Exploring the background of the abuser can be valuable when reporting on domestic abuse, Senjanovic said.

Substance use disorder is an issue that often leads to domestic violence, which is sometimes overlooked, Senjanovic said. Though substance use disorder may not be the root of the issue, it can cause people to fall back into the same patterns of abuse, she said.

“You’re talking about traumatized people who are inflicting trauma on other people,” Senjanovic said. “We want to hear these traumatized stories, but we don’t necessarily put them in a greater context.”

The only way to break the cycle of abuse is to get to the emotional, psychological and physical causes of the abuse, Senjanovic said.

“If we keep thinking of them as monsters, what are we really understanding of those crimes?” Senjanovic said.

While Senjanovic believes telling survivors’ stories is important and necessary, she tries to avoid including meaningless trauma in her reporting.
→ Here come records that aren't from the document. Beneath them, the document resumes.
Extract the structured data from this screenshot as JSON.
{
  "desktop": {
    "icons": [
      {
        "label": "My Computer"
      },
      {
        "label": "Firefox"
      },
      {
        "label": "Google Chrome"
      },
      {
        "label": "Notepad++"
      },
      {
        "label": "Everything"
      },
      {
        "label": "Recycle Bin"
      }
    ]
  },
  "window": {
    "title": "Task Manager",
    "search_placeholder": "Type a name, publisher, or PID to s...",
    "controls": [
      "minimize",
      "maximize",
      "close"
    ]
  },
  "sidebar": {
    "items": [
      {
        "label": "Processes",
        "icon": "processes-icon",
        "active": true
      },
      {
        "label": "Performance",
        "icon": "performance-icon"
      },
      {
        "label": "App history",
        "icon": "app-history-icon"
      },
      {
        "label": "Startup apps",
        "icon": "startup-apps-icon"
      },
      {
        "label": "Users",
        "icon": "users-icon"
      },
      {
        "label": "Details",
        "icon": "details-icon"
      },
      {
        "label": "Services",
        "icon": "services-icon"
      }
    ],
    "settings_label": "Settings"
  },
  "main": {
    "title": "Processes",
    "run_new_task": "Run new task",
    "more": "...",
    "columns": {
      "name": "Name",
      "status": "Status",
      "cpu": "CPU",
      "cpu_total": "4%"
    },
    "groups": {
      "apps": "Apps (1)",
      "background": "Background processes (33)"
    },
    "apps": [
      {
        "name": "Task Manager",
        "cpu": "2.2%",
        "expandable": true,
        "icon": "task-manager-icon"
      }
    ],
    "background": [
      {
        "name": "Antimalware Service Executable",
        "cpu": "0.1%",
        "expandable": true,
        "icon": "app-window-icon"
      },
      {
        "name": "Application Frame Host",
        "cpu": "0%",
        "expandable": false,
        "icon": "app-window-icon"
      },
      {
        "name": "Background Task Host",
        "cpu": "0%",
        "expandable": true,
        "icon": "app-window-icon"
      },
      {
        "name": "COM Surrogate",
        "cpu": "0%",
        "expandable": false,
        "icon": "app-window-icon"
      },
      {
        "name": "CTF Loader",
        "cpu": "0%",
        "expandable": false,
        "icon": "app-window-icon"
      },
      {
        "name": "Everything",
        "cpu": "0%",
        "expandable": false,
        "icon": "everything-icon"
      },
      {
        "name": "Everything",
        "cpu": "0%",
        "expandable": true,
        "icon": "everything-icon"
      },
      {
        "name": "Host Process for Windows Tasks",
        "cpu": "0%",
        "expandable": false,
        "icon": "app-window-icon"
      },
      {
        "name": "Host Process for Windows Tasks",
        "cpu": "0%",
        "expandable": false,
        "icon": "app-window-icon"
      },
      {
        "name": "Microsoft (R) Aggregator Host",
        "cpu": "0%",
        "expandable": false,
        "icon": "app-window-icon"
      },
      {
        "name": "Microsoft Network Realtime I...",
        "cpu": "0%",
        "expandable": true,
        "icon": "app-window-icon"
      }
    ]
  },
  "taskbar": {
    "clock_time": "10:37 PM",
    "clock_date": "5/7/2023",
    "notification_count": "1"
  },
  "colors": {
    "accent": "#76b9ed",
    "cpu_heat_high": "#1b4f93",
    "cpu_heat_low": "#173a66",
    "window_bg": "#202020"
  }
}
The public often wants to hear traumatizing stories but fails to see them in greater context, she said. But to present the full complexities of sexual assault and domestic violence, reporters need to shift the narrative to look at the issue in greater depth, she said.

“Only in the last few years have people really begun speaking about intimate partner violence, which is one of the biggest problems, and very few jurisdictions break that down,” Senjanovic said.